Alasan utama Raeli harus pergi adalah tubuh Raeliana itu harus melewati kedewasaan. Jadi, 1 jam Raeli rasa cukup. Lagi pula kenapa ia harus berlama-lama? Untuk melihat Pangeran Ein menari dengan Rose? Atau melihat Marquess Knightdale merayu Rose?
Tidak akan pernah.
“Anne, hentikan,” kata Raeli. “Aku tetap akan pergi.

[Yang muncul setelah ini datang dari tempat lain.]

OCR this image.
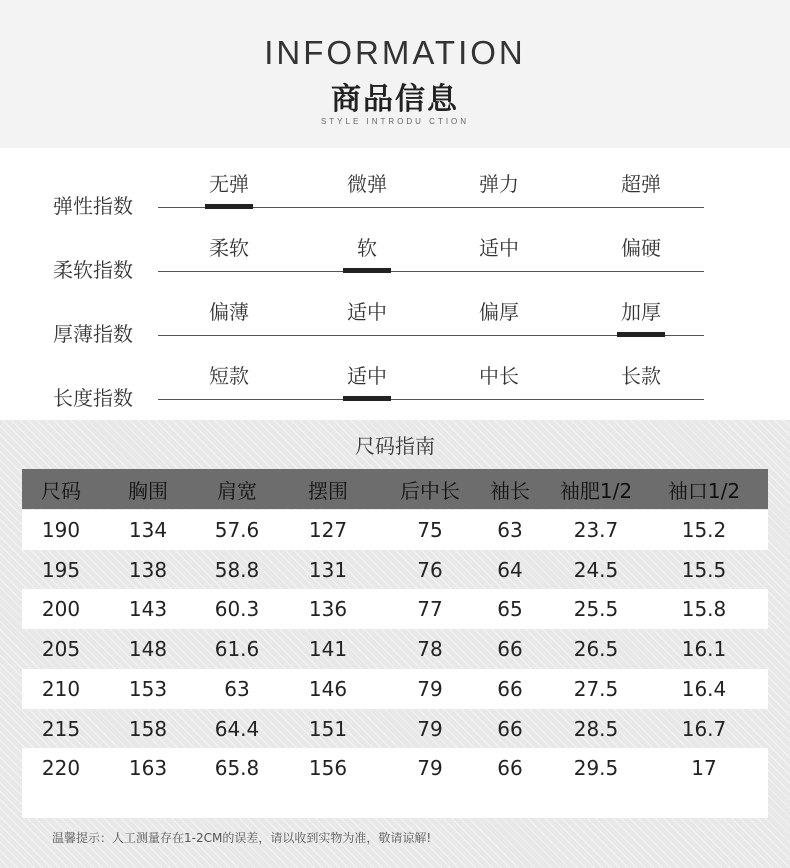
INFORMATION
商品信息
STYLE INTRODU CTION
弹性指数
无弹	微弹	弹力	超弹
柔软指数
柔软	软	适中	偏硬
厚薄指数
偏薄	适中	偏厚	加厚
长度指数
短款	适中	中长	长款
尺码指南
尺码	胸围	肩宽	摆围	后中长	袖长	袖肥1/2	袖口1/2
190	134	57.6	127	75	63	23.7	15.2
195	138	58.8	131	76	64	24.5	15.5
200	143	60.3	136	77	65	25.5	15.8
205	148	61.6	141	78	66	26.5	16.1
210	153	63	146	79	66	27.5	16.4
215	158	64.4	151	79	66	28.5	16.7
220	163	65.8	156	79	66	29.5	17
温馨提示：人工测量存在1-2CM的误差，请以收到实物为准，敬请谅解!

Apa yang salah dengan tidak membeli gaun?”
“Gaun itu penting, Nona. Pangeran—”
“Ya?” Reali mengalihkan tatapannya dari adonan pada Anne yang berdiri di sebelahnya. “Maaf, pangeran mana yang kau maksud?”
“Yang Mulia Pangeran Ein.”
“Ah.” Raeli mengangguk dan kembali pada adonannya. “Pangeran yang tersenyum padaku waktu itu? Yang senyumnya seolah bilang, ternyata di dunia ini masih ada gadis bodoh yang bisa tertabrak kuda. Pangeran yang itu?”
“Ada apa dengan pangeran yang itu?”
Raeli langsung berbalik mendengar pertanyaan itu. Bahkan pekerja lain yang saat itu ada di dapur juga ikut menghentikan pekerjaan.
Demi semua karang yang ada di lautan. Kenapa putra mahkota ada di dapur toko roti Raeliana?
“Diam di sana!” teriak Raeli sambil mengacungkan jarinya pada kaki Pangeran Ein saat melihat pria itu melangkah. “Aku akan menyiramimu dengan tepung jika kau masuk lebih dalam!”
Semua yang ada di dapur termasuk Anne tercengang mendengar ucapan Raeli. Bahkan pangeran Ein menyipitkan mata.
Raeliana mengelap tangannya yang penuh tepung ke celemeknya, melepaskan benda itu dan berjalan untuk mencuci tangan.
“Astaga, siapa yang menyuruhnya masuk ke dapur,” gerutu Reali.
“Pegawaimu yang berambut merah,” jawab pangeran Ein.
Gerakan mencuci tangan Reali terhenti. Berambut merah? Itu Rose. Kalau memang Rose, kenapa Pangeran Ein sampai masuk ke dapur? Seharusnya pria itu tetap di depan dan terkesima dengan rambut merah Rose. Apa ada yang salah?
Raeli cepat-cepat mencuci tangannya dan mengambil lap untuk mengeringkan tangan sebelum menghampiri Pangeran Ein dan tangan kanannya—Tristan—yang berdiri di pintu dapur. Tristan belum waktunya bertemu dengan Rose, tetapi kenapa harus ikut dan bertemu gadis itu di sini?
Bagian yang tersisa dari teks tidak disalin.